Conda installer: using MPI

Thauwa · December 31, 2019, 10:57am

Firstly, many thanks to the developers for their hard work! I tried for several weeks to make NGSolve run on a cluster on which I had limited permissions, and the Conda installer finally solved the problem for me.

My current issue is that all my processes using mpirun have rank 0 when I try using NGSolve. Online, others say that this is due to clashing MPI libraries. However, I checked and this does not seem to be the case.

So, would someone mind clarifying:

Whether the Conda installer had MPI enabled?
How would I go about enabling MPI if it is not? Should I edit some CMake file in the installer manually and reinstall it in Conda?
What compiler/version should I use to make mpirun work best? I tried ICC 2017, 2019, GCC 2017 and OMPI.

The cluster uses CentOS7.

Thanks in advance for your time - and Happy 2020!
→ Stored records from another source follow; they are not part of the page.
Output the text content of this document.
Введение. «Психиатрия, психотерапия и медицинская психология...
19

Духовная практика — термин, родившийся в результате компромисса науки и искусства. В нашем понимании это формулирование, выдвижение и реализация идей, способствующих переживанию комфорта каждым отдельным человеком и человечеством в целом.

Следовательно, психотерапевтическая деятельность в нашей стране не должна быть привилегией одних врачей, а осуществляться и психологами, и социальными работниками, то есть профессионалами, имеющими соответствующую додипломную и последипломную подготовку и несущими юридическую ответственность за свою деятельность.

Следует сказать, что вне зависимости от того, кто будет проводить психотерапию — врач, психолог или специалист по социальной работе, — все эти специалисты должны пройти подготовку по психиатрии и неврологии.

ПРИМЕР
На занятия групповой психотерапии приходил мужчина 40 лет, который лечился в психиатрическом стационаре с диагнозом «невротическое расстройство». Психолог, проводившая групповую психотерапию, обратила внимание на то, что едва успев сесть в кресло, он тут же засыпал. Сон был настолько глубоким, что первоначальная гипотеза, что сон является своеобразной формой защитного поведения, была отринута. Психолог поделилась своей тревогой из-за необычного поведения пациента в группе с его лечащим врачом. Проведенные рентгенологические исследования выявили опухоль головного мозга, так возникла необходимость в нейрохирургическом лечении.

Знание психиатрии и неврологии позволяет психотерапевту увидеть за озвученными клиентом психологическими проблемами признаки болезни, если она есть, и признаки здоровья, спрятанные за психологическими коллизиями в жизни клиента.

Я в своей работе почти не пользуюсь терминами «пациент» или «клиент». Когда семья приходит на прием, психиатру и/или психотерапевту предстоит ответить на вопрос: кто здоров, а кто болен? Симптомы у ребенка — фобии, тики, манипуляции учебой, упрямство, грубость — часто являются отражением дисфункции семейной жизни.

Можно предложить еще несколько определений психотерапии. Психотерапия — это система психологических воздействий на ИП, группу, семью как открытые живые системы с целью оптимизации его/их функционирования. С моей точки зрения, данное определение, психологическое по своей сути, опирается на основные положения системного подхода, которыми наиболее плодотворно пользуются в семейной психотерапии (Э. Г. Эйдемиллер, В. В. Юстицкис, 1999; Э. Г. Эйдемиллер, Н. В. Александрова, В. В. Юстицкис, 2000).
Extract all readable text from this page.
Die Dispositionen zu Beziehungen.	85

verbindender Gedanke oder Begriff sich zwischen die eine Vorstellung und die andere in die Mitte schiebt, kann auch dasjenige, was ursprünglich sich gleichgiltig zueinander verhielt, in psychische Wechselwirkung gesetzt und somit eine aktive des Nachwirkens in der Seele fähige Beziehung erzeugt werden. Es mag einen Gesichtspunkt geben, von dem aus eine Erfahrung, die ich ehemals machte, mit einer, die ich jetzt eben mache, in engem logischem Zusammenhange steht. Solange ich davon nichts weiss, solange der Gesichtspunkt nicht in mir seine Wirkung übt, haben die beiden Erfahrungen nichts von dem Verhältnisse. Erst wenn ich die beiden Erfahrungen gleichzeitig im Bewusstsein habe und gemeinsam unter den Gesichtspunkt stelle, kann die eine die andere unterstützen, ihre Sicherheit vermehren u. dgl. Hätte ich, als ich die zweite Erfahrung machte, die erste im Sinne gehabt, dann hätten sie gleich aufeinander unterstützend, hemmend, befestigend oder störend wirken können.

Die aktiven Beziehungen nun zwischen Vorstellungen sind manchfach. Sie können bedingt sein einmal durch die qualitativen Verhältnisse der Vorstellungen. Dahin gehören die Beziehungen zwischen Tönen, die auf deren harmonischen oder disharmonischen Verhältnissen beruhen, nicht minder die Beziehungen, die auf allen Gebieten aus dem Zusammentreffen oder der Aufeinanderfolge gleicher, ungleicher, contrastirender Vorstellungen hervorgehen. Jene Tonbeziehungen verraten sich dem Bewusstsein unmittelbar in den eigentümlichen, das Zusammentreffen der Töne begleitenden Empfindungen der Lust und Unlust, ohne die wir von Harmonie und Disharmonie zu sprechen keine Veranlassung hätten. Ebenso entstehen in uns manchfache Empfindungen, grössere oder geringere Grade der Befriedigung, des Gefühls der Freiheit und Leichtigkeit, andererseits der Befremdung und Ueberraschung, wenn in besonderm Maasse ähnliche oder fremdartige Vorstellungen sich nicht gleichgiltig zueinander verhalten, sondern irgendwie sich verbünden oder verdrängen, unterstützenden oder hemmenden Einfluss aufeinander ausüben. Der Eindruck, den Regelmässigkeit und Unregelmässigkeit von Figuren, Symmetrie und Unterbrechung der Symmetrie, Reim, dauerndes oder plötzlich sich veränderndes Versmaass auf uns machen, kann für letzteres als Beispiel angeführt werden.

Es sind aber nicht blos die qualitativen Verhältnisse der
lkogler · January 2, 2020, 10:58am

As you have correctly recognized, when all processes have rank 0, you are usually dealing with a non-MPI version of NGSolve.

As far as I know, MPI is disabled for the anaconda installer.
I have no idea how the anaconda stuff works, sorry. Generally, for an MPI version, you have to compile NGSolve yourself.
I think there have been issues with the intel compiler in the past, so I would suggest sticking to gcc or clang. gcc versions 8.2 as well as 9.1/9.2 have bugs that break NGSolve. Use the same compilers for NGSolve and MPI. (Also, if you are using mpi4py, take care that it uses the same MPI installation as NGSolve).

Best,
Lukas

Thauwa · January 3, 2020, 1:10am

Thank you for clarifying! I, nor the supercomputer’s administrators, have been able to compile NGSolve for the system for several months due to very tough security restrictions. The Conda alternative helped alleviate this problem, but I guess I will wait for further developments. Happy 2020!

arashgmn · June 9, 2022, 9:18am

Just curious, does this bug exist in GCC>9.2? Is there a chance to get NGSolve run?

christopher · June 9, 2022, 1:15pm

The mentioned bug was fixed in 9.3 afaik